Saturday, September 24, 2011

Opto Circuits (India) Ltd

Value addition (manufacturing expenses) is a surprise.

For the first time, I went through the Annual Report of Opto Circuits (India) Ltd.

What looks great about the company is the margin in its medical devices business and also surprising is the value additions it does in its Indian operation.

  1. Opto manufacture/assemble medical devices for 100% export.
  2. It imports almost every thing (99%) what is required for manufacturing/ assembling
  3. To manufacture medical devices whose sale value was 603 cr, labour charges was just over 1 crore, (thus operation is not a labour intensive), power & fuel was less than 1 crore (neither the operation is power intensive), other expenses including repairs and insurance etc do not add to even one crore (so other cost is also negligible).
  4. One is made to think, what one can add value to imported raw material by spending not even one percentage of sales value and then sell it at a margin of over 35%. The products are sold in USA and Europe markets.
  5. What Opto possesses which the manufacturers of these raw material do not have ? They loose huge margin if they sell final products instead of selling raw material to OPTO.
  6. I thought, might be company may be making these raw materials in one of its overseas subsidiaries and final assembling is done in India.
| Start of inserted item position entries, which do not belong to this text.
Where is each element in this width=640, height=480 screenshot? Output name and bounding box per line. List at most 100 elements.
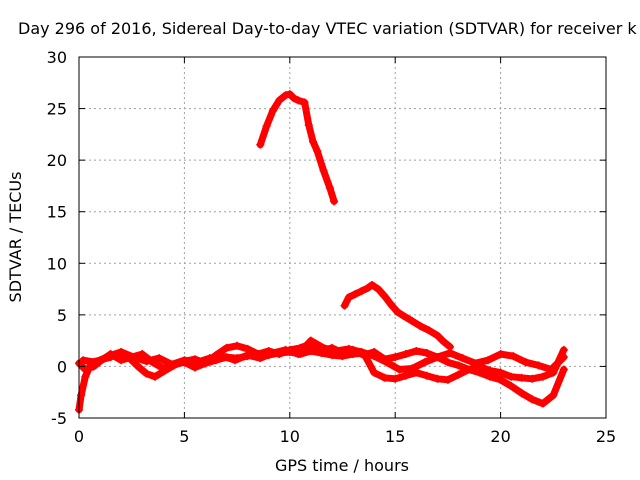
data-point: [230, 356, 239, 365]
data-point: [496, 375, 505, 384]
plot-frame: [78, 56, 607, 419]
data-point: [509, 352, 518, 361]
x-axis-label: GPS time / hours: [275, 456, 409, 475]
data-point: [528, 374, 537, 383]
data-point: [330, 197, 339, 206]
data-point: [205, 354, 214, 363]
data-point: [313, 146, 322, 155]
data-point: [142, 357, 151, 366]
data-point: [129, 353, 138, 362]
data-point: [439, 337, 448, 346]
x-tick-label: 20: [490, 427, 510, 446]
data-point: [142, 369, 151, 378]
data-point: [471, 359, 480, 368]
data-point: [401, 371, 410, 380]
data-point: [446, 349, 455, 358]
y-tick-label: 5: [57, 306, 67, 325]
data-point: [549, 391, 558, 400]
data-point: [517, 389, 526, 398]
data-point: [79, 356, 88, 365]
data-point: [483, 356, 492, 365]
data-point: [538, 372, 547, 381]
data-point: [559, 353, 568, 362]
y-axis-label: SDTVAR / TECUs: [6, 172, 25, 303]
data-point: [475, 368, 484, 377]
data-point: [77, 391, 86, 400]
data-point: [559, 365, 568, 374]
data-point: [386, 300, 395, 309]
data-point: [268, 106, 277, 115]
data-point: [308, 137, 317, 146]
y-tick-label: 15: [47, 203, 67, 222]
data-point: [433, 374, 442, 383]
x-tick-label: 10: [280, 427, 300, 446]
data-point: [117, 356, 126, 365]
data-point: [357, 347, 366, 356]
y-tick-label: 0: [57, 357, 67, 376]
data-point: [262, 122, 271, 131]
data-point: [393, 307, 402, 316]
chart-title: Day 296 of 2016, Sidereal Day-to-day VTE…: [18, 19, 637, 38]
data-point: [332, 346, 341, 355]
data-point: [486, 372, 495, 381]
data-point: [167, 360, 176, 369]
data-point: [233, 341, 242, 350]
data-point: [281, 345, 290, 354]
data-point: [357, 287, 366, 296]
data-point: [454, 361, 463, 370]
x-tick-label: 5: [179, 427, 189, 446]
data-point: [104, 352, 113, 361]
x-tick-label: 15: [385, 427, 405, 446]
data-point: [433, 331, 442, 340]
data-series: [75, 90, 568, 414]
data-point: [222, 343, 231, 352]
data-point: [422, 349, 431, 358]
data-point: [180, 356, 189, 365]
data-point: [294, 96, 303, 105]
data-point: [454, 370, 463, 379]
data-point: [325, 183, 334, 192]
data-point: [408, 317, 417, 326]
data-point: [243, 351, 252, 360]
data-point: [412, 346, 421, 355]
data-point: [193, 358, 202, 367]
data-point: [395, 365, 404, 374]
data-point: [256, 354, 265, 363]
data-point: [382, 358, 391, 367]
data-point: [91, 358, 100, 367]
data-point: [458, 354, 467, 363]
x-tick-label: 0: [74, 427, 84, 446]
data-point: [401, 350, 410, 359]
axis-ticks: 0 5 10 15 20 25 -5 0 5 10 15 20 25 30: [47, 48, 617, 446]
data-point: [275, 96, 284, 105]
data-point: [496, 350, 505, 359]
data-point: [496, 368, 505, 377]
data-point: [443, 358, 452, 367]
data-point: [159, 364, 168, 373]
data-point: [117, 347, 126, 356]
data-point: [150, 372, 159, 381]
data-point: [559, 345, 568, 354]
data-point: [268, 349, 277, 358]
data-point: [399, 311, 408, 320]
data-point: [443, 375, 452, 384]
data-point: [380, 292, 389, 301]
y-tick-label: 20: [47, 151, 67, 170]
data-point: [424, 326, 433, 335]
data-point: [281, 91, 290, 100]
data-point: [363, 284, 372, 293]
data-point: [547, 365, 556, 374]
data-point: [300, 98, 309, 107]
data-point: [422, 371, 431, 380]
data-point: [344, 293, 353, 302]
data-point: [420, 358, 429, 367]
data-point: [538, 399, 547, 408]
data-point: [285, 90, 294, 99]
data-point: [370, 368, 379, 377]
data-point: [368, 280, 377, 289]
data-point: [340, 301, 349, 310]
data-point: [81, 365, 90, 374]
data-point: [391, 353, 400, 362]
y-tick-label: -5: [51, 409, 67, 428]
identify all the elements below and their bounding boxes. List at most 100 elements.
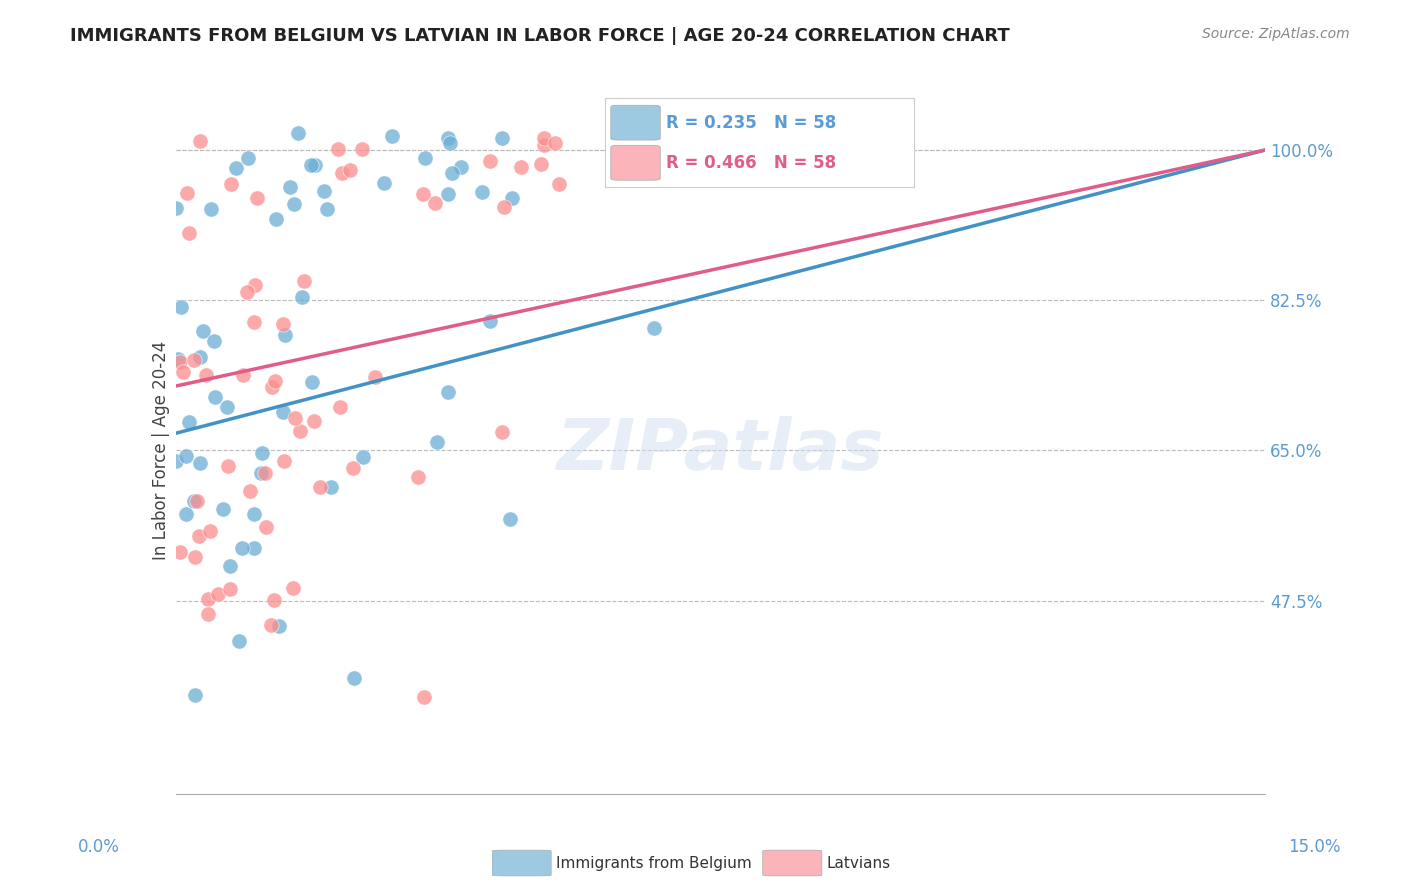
Point [479,314,502,328]
Point [352,450,374,464]
Point [245,278,267,293]
Point [231,541,253,555]
Point [478,154,501,169]
Point [236,285,259,300]
Point [406,469,429,483]
Point [342,461,364,475]
Point [262,380,284,394]
Point [188,456,211,470]
Y-axis label: In Labor Force | Age 20-24: In Labor Force | Age 20-24 [152,341,170,560]
Text: ZIPatlas: ZIPatlas [557,416,884,485]
Point [188,350,211,364]
Point [169,545,191,559]
Point [202,334,225,349]
Point [533,137,555,152]
Point [437,384,460,399]
Point [413,690,436,705]
Point [243,541,266,556]
Point [271,317,294,331]
Point [643,321,665,335]
Point [284,411,307,425]
Point [219,582,242,597]
Point [165,201,187,215]
Point [471,185,494,199]
Point [315,202,337,216]
Point [267,619,290,633]
Point [204,390,226,404]
Point [547,177,569,191]
Point [184,688,207,702]
Point [217,459,239,474]
Point [165,454,187,468]
Text: 0.0%: 0.0% [77,838,120,855]
Point [232,368,254,383]
Point [273,454,295,468]
Point [314,184,336,198]
Point [291,290,314,304]
Point [283,197,305,211]
Point [253,467,276,481]
Point [509,160,531,174]
Point [339,162,361,177]
Text: 15.0%: 15.0% [1288,838,1341,855]
Point [188,529,211,543]
Point [499,511,522,525]
Point [440,166,463,180]
Point [501,191,523,205]
Point [271,405,294,419]
Point [169,354,191,368]
Point [321,480,343,494]
Point [250,446,273,460]
FancyBboxPatch shape [610,105,661,140]
Point [207,587,229,601]
Point [219,177,242,191]
Point [186,493,208,508]
Point [183,493,205,508]
Point [170,301,193,315]
Point [437,186,460,201]
Text: R = 0.235   N = 58: R = 0.235 N = 58 [666,114,837,132]
Point [413,151,436,165]
Point [302,414,325,428]
Point [239,483,262,498]
Point [364,370,387,384]
Point [264,212,287,227]
Point [200,202,222,216]
Point [183,352,205,367]
Point [225,161,247,175]
FancyBboxPatch shape [492,850,551,876]
Point [243,507,266,521]
Point [326,142,349,156]
Point [287,126,309,140]
Text: R = 0.466   N = 58: R = 0.466 N = 58 [666,154,837,172]
Point [215,400,238,414]
Point [179,226,201,240]
Point [236,151,259,165]
Point [228,633,250,648]
Point [278,180,301,194]
Point [219,558,242,573]
Point [197,592,219,607]
Point [301,376,323,390]
Point [188,134,211,148]
Point [193,324,215,338]
Point [437,130,460,145]
Point [263,593,285,607]
Point [412,187,434,202]
Point [299,158,322,172]
FancyBboxPatch shape [762,850,821,876]
Point [167,352,190,367]
Point [212,502,235,516]
Point [491,131,513,145]
Point [200,524,222,539]
Point [184,549,207,564]
Point [544,136,567,151]
Point [172,365,194,379]
Point [250,466,273,480]
Point [491,425,513,439]
Point [304,159,326,173]
Point [292,274,315,288]
Point [425,435,447,450]
Point [309,480,332,494]
Point [343,671,366,685]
But these are not the products of any of its overseas subsidiaries as there is hardly transaction with them.
  7. I thought India is a big medical market, but none of these equipments are sold in the country.
  8. Company does not pay any taxes as its profit being profit from export.  but huge dividend payment is one thing which compel you to think.

1 comment:

  1. Opto specially after the Cardiac Sciences acquisition have access to patents, superior technology, brands, superior distribution.

    The medical devices and heart stints are marked by very low volumes with very high profit margins. Thus the value addition may be the branding and packaging, without which these products won't find acceptability.

    The near term concern is the higher debt and impact on margins from higher interest outgo.